Seeking births and marriages is a systematic process, that involves working back from what you know for absolute certain. Once you have an ancestor's birth certificate, it will tell you who the parents were. You can then seek the marriage of that couple prior to the birth. Unless you know the couple had older children, start immediately before the birth – a surprising amount of brides walked up the aisle pregnant. The marriage certificate will provide the couple's ages and the names of their fathers. Armed with this new information, you can then seek the births of the couple on the marriage record. You will know you have found the right certificates, because the fathers' names should match up with the fathers named on the marriage certificate.
Seeking deaths is harder, as you don't always know when people died – though family memories and the non-appearance of people in censuses is always a good clue.

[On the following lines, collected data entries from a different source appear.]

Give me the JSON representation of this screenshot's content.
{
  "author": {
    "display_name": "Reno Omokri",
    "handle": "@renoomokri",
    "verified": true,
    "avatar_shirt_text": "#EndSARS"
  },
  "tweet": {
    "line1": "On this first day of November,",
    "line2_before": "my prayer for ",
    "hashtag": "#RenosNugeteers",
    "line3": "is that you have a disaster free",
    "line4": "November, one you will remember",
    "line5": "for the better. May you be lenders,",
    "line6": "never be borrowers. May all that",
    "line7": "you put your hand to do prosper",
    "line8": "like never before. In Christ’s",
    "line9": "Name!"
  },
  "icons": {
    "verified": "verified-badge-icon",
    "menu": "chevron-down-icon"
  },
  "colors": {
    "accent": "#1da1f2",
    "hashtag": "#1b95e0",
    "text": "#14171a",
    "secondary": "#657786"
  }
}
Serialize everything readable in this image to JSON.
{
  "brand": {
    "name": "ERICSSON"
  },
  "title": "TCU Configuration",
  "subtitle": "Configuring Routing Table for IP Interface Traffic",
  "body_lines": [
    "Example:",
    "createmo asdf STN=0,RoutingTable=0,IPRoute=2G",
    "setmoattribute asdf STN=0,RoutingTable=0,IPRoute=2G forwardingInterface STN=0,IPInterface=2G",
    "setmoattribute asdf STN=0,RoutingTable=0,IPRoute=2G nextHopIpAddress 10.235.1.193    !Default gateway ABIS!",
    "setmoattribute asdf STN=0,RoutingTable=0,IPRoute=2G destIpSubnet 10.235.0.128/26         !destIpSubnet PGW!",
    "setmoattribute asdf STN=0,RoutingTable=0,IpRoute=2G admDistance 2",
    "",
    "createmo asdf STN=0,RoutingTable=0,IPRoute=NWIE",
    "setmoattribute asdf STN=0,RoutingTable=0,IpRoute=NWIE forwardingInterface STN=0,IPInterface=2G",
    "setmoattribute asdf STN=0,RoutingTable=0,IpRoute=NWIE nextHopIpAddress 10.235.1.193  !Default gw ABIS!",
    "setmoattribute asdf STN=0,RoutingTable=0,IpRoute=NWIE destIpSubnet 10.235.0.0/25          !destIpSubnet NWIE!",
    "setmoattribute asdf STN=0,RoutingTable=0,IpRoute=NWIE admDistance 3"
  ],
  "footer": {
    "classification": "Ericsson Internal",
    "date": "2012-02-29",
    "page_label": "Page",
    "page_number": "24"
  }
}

Sometimes it's just a question of searching forwards until the right entry is found. The records are not as detailed as birth and marriage records: they might name the spouse of a dead married person, or the parent of a dead child, and sometimes the informant of the death is a relative (most often a son or daughter), but in many cases the death record may state no family relationships at all. However, deaths are still useful tools for genealogists. They are especially good for giving precise ages for people who died before 1851, but in all cases they complete the story of your ancestors' lives. They tell you how they died, which can be useful if you're worried about inherited medical conditions. They are also another means of making sure that you really have traced the right people. 'Always kill off your ancestors' is a time-honoured piece of sound genealogical advice.
How do the records work?
Since 1 July 1837, all births, marriage and deaths in England and Wales have been registered by local registrars, who report back to the superintendent registrars of each of the country's registration districts. The superintendent registrars in turn send copies of the records they have created to the Registrar General, whose department compiles the General Registration indexes. It is these indexes that you can search on Genes Reunited, under 'Search Records'.
The indexes were compiled for each quarter of the year (January-March, called the March quarter; April-June, called the June quarter; June-September, called the September quarter, and October-December, called the December quarter). The quarterly system stopped in 1984, in which year annual indexes started being compiled instead.
Note that marriages are always indexed in the quarters in which they took place, but births can be registered up to six weeks later, so may appear in the next quarter. For example, if a child was born on 20 March, their birth might be registered quickly, so appear in the March quarter, but if the parents did not register the birth until April, then the birth entry will appear in the June quarter of that year. Deaths were usually registered straight away, but delays could take place here too, if, for example, there was a lengthy inquest or post mortem.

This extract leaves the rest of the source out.